Segundo ele, do lado das receitas, a agenda já parece dar sinais de esgotamento, o que é natural em um país com uma carga tributária elevada, como o Brasil. “O governo tem recorrido a fontes de receita extraordinárias, que não necessariamente estão vinculadas à arrecadação tributária, para cobrir parte do déficit. Analistas e mercados estão atentos a essas manobras, e mesmo que o governo cumpra a meta fiscal para este ano – no limite inferior, com um déficit de 0,25% do PIB – isso não representaria uma melhora estrutural nas contas públicas, nem traria alívio às preocupações dos investidores”, pontua.

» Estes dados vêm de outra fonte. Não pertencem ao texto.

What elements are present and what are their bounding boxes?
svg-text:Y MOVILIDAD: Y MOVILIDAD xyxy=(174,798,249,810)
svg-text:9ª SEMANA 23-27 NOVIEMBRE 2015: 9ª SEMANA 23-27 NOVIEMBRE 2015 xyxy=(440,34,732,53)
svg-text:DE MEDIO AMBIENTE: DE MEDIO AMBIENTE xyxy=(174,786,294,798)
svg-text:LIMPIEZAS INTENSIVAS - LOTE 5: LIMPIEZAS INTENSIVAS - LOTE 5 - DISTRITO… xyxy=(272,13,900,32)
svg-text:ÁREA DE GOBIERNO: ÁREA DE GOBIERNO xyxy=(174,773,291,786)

O governo revisou sua projeção de déficit primário para 2024 para R$ 28,3 bilhões, apenas R$ 400 milhões abaixo do limite máximo estabelecido pelo novo arcabouço fiscal. Pelas normas atuais, é permitido um rombo de até R$ 28,8 bilhões sem que a meta seja oficialmente descumprida. No entanto, ao incluir despesas fora dessa meta, como a ajuda financeira ao Rio Grande do Sul, a previsão de déficit sobe para R$ 68,8 bilhões neste ano.

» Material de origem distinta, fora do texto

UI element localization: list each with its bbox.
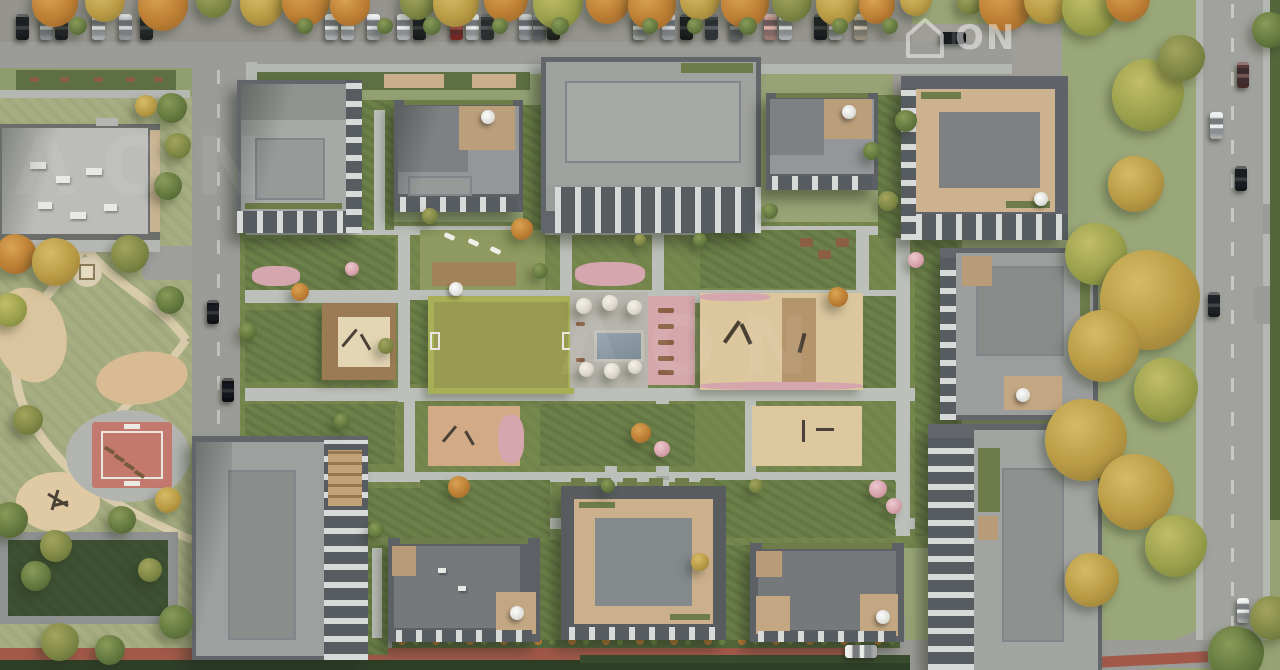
roof-terrace: [978, 516, 998, 540]
roof-planters: [762, 543, 892, 549]
building-northeast-tower: [901, 76, 1068, 240]
parasol: [510, 606, 524, 620]
gap-garden: [523, 105, 541, 230]
roof-terrace-garden: [978, 448, 1000, 512]
planter-box: [836, 238, 849, 247]
sandbox: [80, 265, 94, 279]
roof-dark: [595, 518, 692, 606]
court-goal: [124, 481, 140, 486]
building-north-b: [766, 93, 878, 190]
tree: [1252, 12, 1280, 48]
hvac-unit: [70, 212, 86, 219]
mini-goal: [430, 332, 440, 350]
play-equipment: [464, 430, 475, 445]
play-equipment: [442, 425, 457, 442]
car: [1237, 62, 1249, 88]
balcony-wood: [328, 450, 362, 506]
garden-bed: [700, 230, 856, 288]
roof-vent: [458, 586, 466, 591]
facade-south: [400, 197, 517, 212]
east-hedge-strip: [1270, 0, 1280, 520]
roof-terrace: [756, 596, 790, 634]
central-lawn: [428, 296, 574, 394]
roof-dark: [939, 112, 1040, 188]
garden-bed: [540, 404, 695, 466]
roof-terrace: [1004, 376, 1062, 410]
watermark-tile: ΛΟΝ: [14, 120, 289, 213]
garden-bed: [420, 480, 550, 514]
bench: [94, 77, 103, 82]
ring-plants: [921, 92, 961, 99]
car: [222, 378, 234, 402]
flower-bed: [498, 415, 524, 463]
roof-shadow: [398, 106, 448, 194]
car: [1237, 598, 1249, 623]
car: [119, 14, 132, 40]
roof-planters: [404, 100, 513, 105]
facade-south: [396, 630, 532, 642]
watermark-text: ON: [955, 18, 1016, 58]
roof-planters: [571, 478, 716, 486]
bench: [154, 77, 163, 82]
car: [397, 14, 410, 40]
sand-playground-se: [752, 406, 862, 466]
bench: [60, 77, 69, 82]
roof-inset: [228, 470, 296, 640]
building-north-a: [394, 100, 523, 212]
gap-path: [374, 110, 385, 230]
courtyard-path: [652, 226, 664, 296]
ring-plants: [579, 502, 615, 508]
car: [1208, 292, 1220, 317]
roof-vent: [438, 568, 446, 573]
roof-dark: [770, 99, 824, 155]
court-goal: [124, 424, 140, 429]
watermark-tile: ΛΟΝ: [560, 300, 835, 393]
street-hedge-row: [16, 70, 176, 90]
roof-shadow: [196, 442, 232, 656]
car: [1235, 166, 1247, 191]
courtyard-path: [398, 226, 410, 402]
roof-planters: [681, 63, 753, 73]
wood-deck: [432, 262, 516, 286]
flower-bed: [252, 266, 300, 286]
car: [16, 14, 29, 40]
roof-inset: [565, 81, 741, 163]
bench: [126, 77, 135, 82]
courtyard-path: [560, 226, 572, 296]
roof-planters: [400, 538, 528, 544]
parasol: [1034, 192, 1048, 206]
building-southwest-tower: [192, 436, 368, 660]
facade-west: [940, 258, 956, 420]
building-north-main: [541, 57, 761, 233]
gap-path: [372, 548, 382, 638]
car: [519, 14, 532, 40]
parasol: [1016, 388, 1030, 402]
facade-south: [237, 211, 346, 233]
facade-south: [758, 631, 896, 642]
car: [764, 14, 777, 40]
courtyard-path: [404, 396, 415, 482]
east-street-dashes: [1231, 4, 1234, 640]
ground-terraces: [384, 74, 444, 88]
ground-terraces: [472, 74, 516, 88]
gap-garden: [540, 540, 561, 640]
planter-box: [818, 250, 831, 259]
garden-bed: [700, 480, 895, 538]
watermark: ON: [903, 16, 1016, 60]
car: [207, 300, 219, 324]
play-equipment: [802, 420, 805, 442]
flower-bed: [575, 262, 645, 286]
roof-terrace: [392, 546, 416, 576]
parasol: [449, 282, 463, 296]
roof-terrace: [756, 551, 782, 577]
roof-planters: [776, 93, 868, 98]
garden-bed: [862, 296, 896, 388]
garden-bed: [410, 300, 428, 384]
garden-bed: [245, 310, 321, 382]
courtyard-path: [896, 236, 910, 536]
planter-box: [800, 238, 813, 247]
gap-garden: [726, 545, 750, 640]
roof-terrace: [962, 256, 992, 286]
ring-plants: [670, 614, 710, 620]
building-south-b: [750, 543, 904, 642]
facade-south: [772, 176, 872, 190]
aerial-site-render: ΛΟΝ ΛΟΝ ON: [0, 0, 1280, 670]
facade-south: [569, 627, 718, 640]
car: [1210, 112, 1223, 139]
parasol: [481, 110, 495, 124]
roof-inset: [1002, 468, 1064, 642]
car: [845, 645, 877, 658]
bench: [30, 77, 39, 82]
facade-east: [346, 80, 362, 233]
watermark-house-icon: [903, 16, 947, 60]
sand-playground-sw: [428, 406, 520, 466]
facade-west: [928, 438, 974, 670]
play-equipment: [816, 428, 834, 431]
building-south-a: [388, 538, 540, 642]
parasol: [842, 105, 856, 119]
facade-south: [916, 214, 1068, 240]
parasol: [876, 610, 890, 624]
facade-south: [555, 187, 761, 233]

O Tribunal de Contas da União (TCU) emitiu um alerta sobre o risco de descumprimento da meta fiscal. Segundo o órgão, as receitas projetadas para o ano estão aquém do esperado devido à frustração de receitas com a reintrodução do “voto de qualidade” no Conselho Administrativo de Recursos Fiscais (Carf).
O aumento dos gastos, mesmo que parcialmente compensado por uma elevação nas receitas, coloca o governo em uma corda bamba entre o cumprimento de suas promessas fiscais e a possibilidade de alimentar pressões inflacionárias.
As projeções econômicas já refletem esse cenário de incerteza. O mercado revisou para cima suas expectativas para o IPCA de 2024, que subiu para 4,37%, próximo do teto da meta de 4,50%. Ao mesmo tempo, a expectativa para a taxa Selic aumentou para 11,50%, o que indica o ciclo de elevação dos juros poderá ser mais agressivo do que o inicialmente previsto. Se os gastos continuarem a crescer sem uma contrapartida sustentável em receitas, a inflação pode escapar do controle, obrigando o Banco Central a adotar uma política monetária ainda mais restritiva.
Para Felipe Salto, economista-chefe da Warren Investimentos e ex-secretário da Fazenda e do Planejamento, a liberação de recursos está baseada em projeções excessivamente otimistas. “O governo revisou para baixo, como havíamos indicado que precisaria acontecer, as receitas administradas, que estavam infladas, mas substituiu essa arrecadação projetada por depósitos judiciais e dividendos. São receitas incertas e não recorrentes”, alerta. Ainda que ele não veja motivo para alarme imediato, o risco de deterioração fiscal no longo prazo permanece.
Já Alexandre Manoel, economista-chefe da AZ Quest e ex-secretário da Fazenda, expressa preocupações com o impacto dessa política sobre o ciclo monetário. “O governo está mirando o limite inferior da meta, o que é ruim para o gerenciamento das expectativas. Isso pode comprometer um novo ciclo de afrouxamento monetário em 2025-2026”, observa, sugerindo que o equilíbrio entre gastos e arrecadação deve ser manejado com maior rigor.
A dinâmica da dívida pública, que continua a crescer, é outro ponto de preocupação. Com mais gastos e juros mais altos, a dívida cresce. “Mesmo com os esforços para cumprir a meta fiscal, a dívida se aproxima de 80% do PIB, com projeções de atingir 90% nos próximos três a quatro anos. Esse cenário praticamente inviabiliza qualquer tentativa do governo de recuperar o grau de investimento no curto prazo, e as agências de classificação de risco não devem oferecer qualquer sinal positivo ao governo nas reuniões previstas”, diz Campos Neto.
A realidade é que, enquanto o governo busca formas de sustentar sua base fiscal, o aumento dos gastos públicos, sem uma recuperação firme das receitas, pode minar a confiança do mercado e prejudicar a política monetária. As consequências de um desequilíbrio fiscal prolongado são claras: inflação persistente, juros elevados e crescimento econômico estagnado — um cenário que o Brasil não pode se dar ao luxo de reviver.